A 71-year old male patient with prior coronary artery bypass grafting was referred for 13N-ammonia positron emission tomography myocardial perfusion imaging (PET-MPI) for evaluation of stable angina (CCS II). A rest/stress protocol was performed, using adenosine. Unfortunately, quantitative analysis revealed the absence of myocardial blood flow increase with a calculated myocardial flow reserve of 1.01, suggesting a complete lack of adenosine response. A small inferobasal perfusion defect (figure, white arrowhead) was interpreted as a small scar, but no statement could be made regarding ischemia. Hence, decision was made to repeat the exam. Repeat PET-MPI performed 6 weeks later had to be interrupted after the acquisition of rest datasets but prior to initiation of pharmacological stress because of resting angina.

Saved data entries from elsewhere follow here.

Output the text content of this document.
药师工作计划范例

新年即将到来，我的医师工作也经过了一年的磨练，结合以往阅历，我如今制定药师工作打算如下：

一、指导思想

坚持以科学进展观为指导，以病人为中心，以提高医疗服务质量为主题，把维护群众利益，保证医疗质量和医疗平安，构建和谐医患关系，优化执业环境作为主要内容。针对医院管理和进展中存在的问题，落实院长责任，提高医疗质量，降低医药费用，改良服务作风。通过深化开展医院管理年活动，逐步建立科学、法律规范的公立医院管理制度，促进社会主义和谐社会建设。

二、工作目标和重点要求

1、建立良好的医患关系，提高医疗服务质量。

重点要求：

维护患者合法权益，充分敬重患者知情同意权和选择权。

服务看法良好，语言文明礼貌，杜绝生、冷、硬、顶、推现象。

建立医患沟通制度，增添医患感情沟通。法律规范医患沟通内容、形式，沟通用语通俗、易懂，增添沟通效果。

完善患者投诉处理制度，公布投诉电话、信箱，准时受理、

In retrospect, the patient reported an increase of symptoms' intensity and frequency over several days before PET-MPI, corresponding to typical angina CCS III-IV. He was urgently transferred to the chest pain unit with suspicion of acute coronary syndrome, where the diagnosis of NSTEMI was confirmed. Meanwhile, analysis of resting images revealed the inferobasal perfusion defect increasing in size (figure, white arrow) as compared to the resting images from the initial exam six weeks earlier, indicating ischemia at rest. In line with the results from PET-MPI, coronary angiography showed a subtotal stenosis of the distal anastomosis of the graft to the obtuse marginal branch providing collaterals (Rentrop I-II) to the chronically occluded right coronary artery (figure, asterisk). The lesion was successfully treated with a zotarolimus-eluting stent (figure, cross).
Conflicts of interest
RB reports personal fees from GE Healthcare, personal fees from Pfizer, outside the submitted work; and The University Hospital Zurich holds a research agreement with GE Healthcare. BK, PS and BS have nothing to disclose.